Despite kicking off slow, however, Helium adoption is now starting to grow at a faster pace. This is particularly evident in its user growth figures. In fact, the latest data revealed an accelerating adoption pace over the last 12 months.
Helium’s subscriber count has been growing exponentially too. The network had less than 1,000 subscribers in the unlimited plan 12 months ago. On the contrary, Helium currently has over 108,000 subscribers on its unlimited plan – A sign that it is well into its robust growth phase.
Healthy mobile pay bill pre-payments indicated noteworthy revenue generation too. It is also a signal of Helium customer retention being strong.
Offload subscribers pumping Helium
Now, Helium has been exploring growth by bootstrapping existing carriers. Its new total carrier offload service allows existing mobile carriers to use Helium’s mobile hotspots to decentralize their offerings. This approach presents a chance for Helium to rapidly scale up in terms of adoption.
The network is reportedly already working with 2 carriers to test run the feature.
Helium’s physical infrastructure has also been expanding rapidly. In fact, the network revealed on its official website that it has deployed almost 16,000 hotspots so far.
The hotspot data highlighted a strong correlation with the subscriber count – A confirmation that the network has been adjusting to accommodate more users.
Alternatively, one could also view it as an indicator that the network’s expanding infrastructure has been bringing more users onboard.

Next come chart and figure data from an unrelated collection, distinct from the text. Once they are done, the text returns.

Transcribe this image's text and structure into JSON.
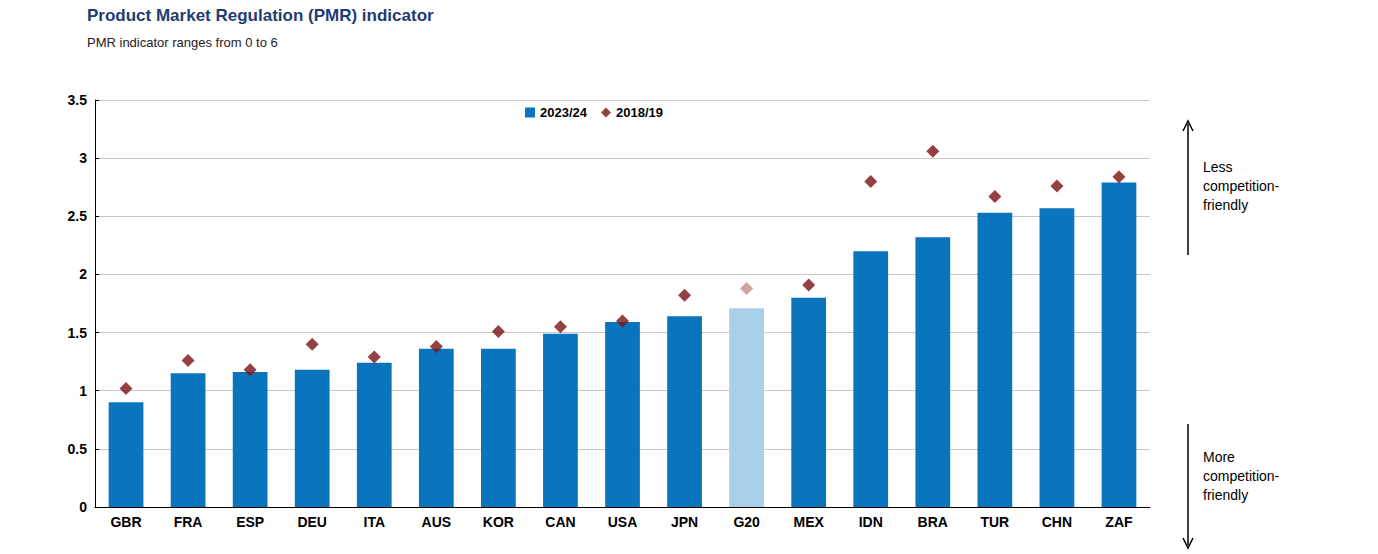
{
  "chart_data": {
    "type": "bar",
    "title": "Product Market Regulation (PMR) indicator",
    "subtitle": "PMR indicator ranges from 0 to 6",
    "annotations": [
      "Less competition-friendly",
      "More competition-friendly"
    ],
    "categories": [
      "GBR",
      "FRA",
      "ESP",
      "DEU",
      "ITA",
      "AUS",
      "KOR",
      "CAN",
      "USA",
      "JPN",
      "G20",
      "MEX",
      "IDN",
      "BRA",
      "TUR",
      "CHN",
      "ZAF"
    ],
    "series": [
      {
        "name": "2023/24",
        "type": "bar",
        "color": "#0a75bd",
        "colors": [
          "#0a75bd",
          "#0a75bd",
          "#0a75bd",
          "#0a75bd",
          "#0a75bd",
          "#0a75bd",
          "#0a75bd",
          "#0a75bd",
          "#0a75bd",
          "#0a75bd",
          "#a9cfea",
          "#0a75bd",
          "#0a75bd",
          "#0a75bd",
          "#0a75bd",
          "#0a75bd",
          "#0a75bd"
        ],
        "values": [
          0.9,
          1.15,
          1.16,
          1.18,
          1.24,
          1.36,
          1.36,
          1.49,
          1.59,
          1.64,
          1.71,
          1.8,
          2.2,
          2.32,
          2.53,
          2.57,
          2.79
        ]
      },
      {
        "name": "2018/19",
        "type": "scatter",
        "marker": "diamond",
        "color": "#7b1113",
        "colors": [
          "#7b1113",
          "#7b1113",
          "#7b1113",
          "#7b1113",
          "#7b1113",
          "#7b1113",
          "#7b1113",
          "#7b1113",
          "#7b1113",
          "#7b1113",
          "#c98b8c",
          "#7b1113",
          "#7b1113",
          "#7b1113",
          "#7b1113",
          "#7b1113",
          "#7b1113"
        ],
        "values": [
          1.02,
          1.26,
          1.18,
          1.4,
          1.29,
          1.38,
          1.51,
          1.55,
          1.6,
          1.82,
          1.88,
          1.91,
          2.8,
          3.06,
          2.67,
          2.76,
          2.84
        ]
      }
    ],
    "ylim": [
      0,
      3.5
    ],
    "yticks": [
      0,
      0.5,
      1,
      1.5,
      2,
      2.5,
      3,
      3.5
    ],
    "grid": true,
    "legend": "top"
  }
}
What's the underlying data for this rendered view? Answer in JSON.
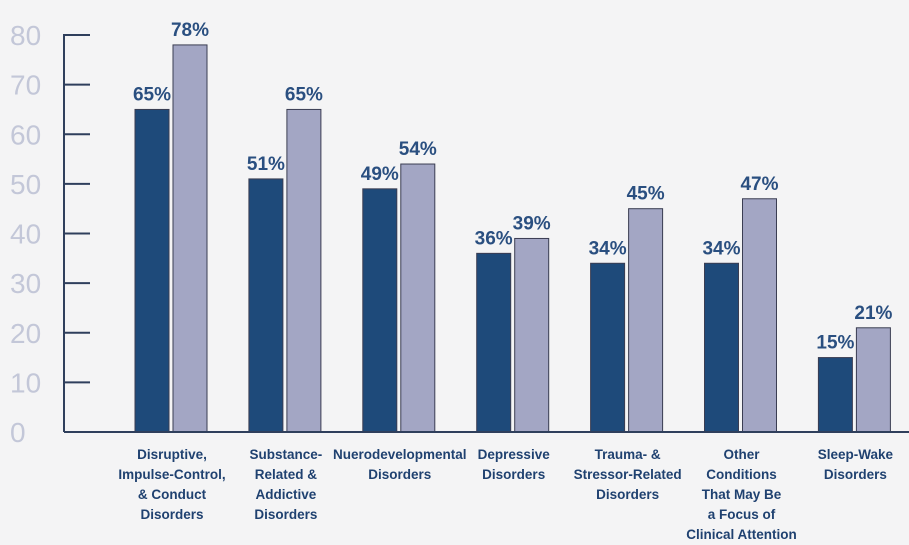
{
  "chart_data": {
    "type": "bar",
    "ylim": [
      0,
      80
    ],
    "yticks": [
      0,
      10,
      20,
      30,
      40,
      50,
      60,
      70,
      80
    ],
    "grid": false,
    "legend": "none",
    "categories": [
      [
        "Disruptive,",
        "Impulse-Control,",
        "& Conduct",
        "Disorders"
      ],
      [
        "Substance-",
        "Related &",
        "Addictive",
        "Disorders"
      ],
      [
        "Nuerodevelopmental",
        "Disorders"
      ],
      [
        "Depressive",
        "Disorders"
      ],
      [
        "Trauma- &",
        "Stressor-Related",
        "Disorders"
      ],
      [
        "Other",
        "Conditions",
        "That May Be",
        "a Focus of",
        "Clinical Attention"
      ],
      [
        "Sleep-Wake",
        "Disorders"
      ]
    ],
    "series": [
      {
        "values": [
          65,
          51,
          49,
          36,
          34,
          34,
          15
        ],
        "labels": [
          "65%",
          "51%",
          "49%",
          "36%",
          "34%",
          "34%",
          "15%"
        ],
        "color": "#1e4a7a"
      },
      {
        "values": [
          78,
          65,
          54,
          39,
          45,
          47,
          21
        ],
        "labels": [
          "78%",
          "65%",
          "54%",
          "39%",
          "45%",
          "47%",
          "21%"
        ],
        "color": "#a3a6c4"
      }
    ],
    "colors": {
      "axis": "#2f3f5c",
      "tick_text": "#c3c7d8",
      "data_label": "#2a4f80",
      "category_text": "#1f4170"
    }
  }
}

Impact on HNT’s performance
Helium’s native token HNT has been on an overall bullish trajectory since the second week of July. This is a clear sign that it is recovering after previously going through a harsh bearish period that saw it fall from its 2024 high of $11.06. – A 74% discount to the bottom range just below the $3 price level.
HNT was valued at $6.74, at the time of writing. This price point was a 133% recovery from its bottom range.
Our analysis indicated that HNT could be due for some sell pressure though. This, because its price was not only overbought but, it also demonstrated price-RSI divergence. The RSI had a lower high compared to the previous peak towards the end of June, while the price is higher now than it was in its June peak.
While a bearish pullback could be on the menu, it is hard to tell whether it will be an intense one or whether it can hold its current price. This may be because the new found pace of growth could encourage HNT holders to hold on for longer in anticipation of higher prices.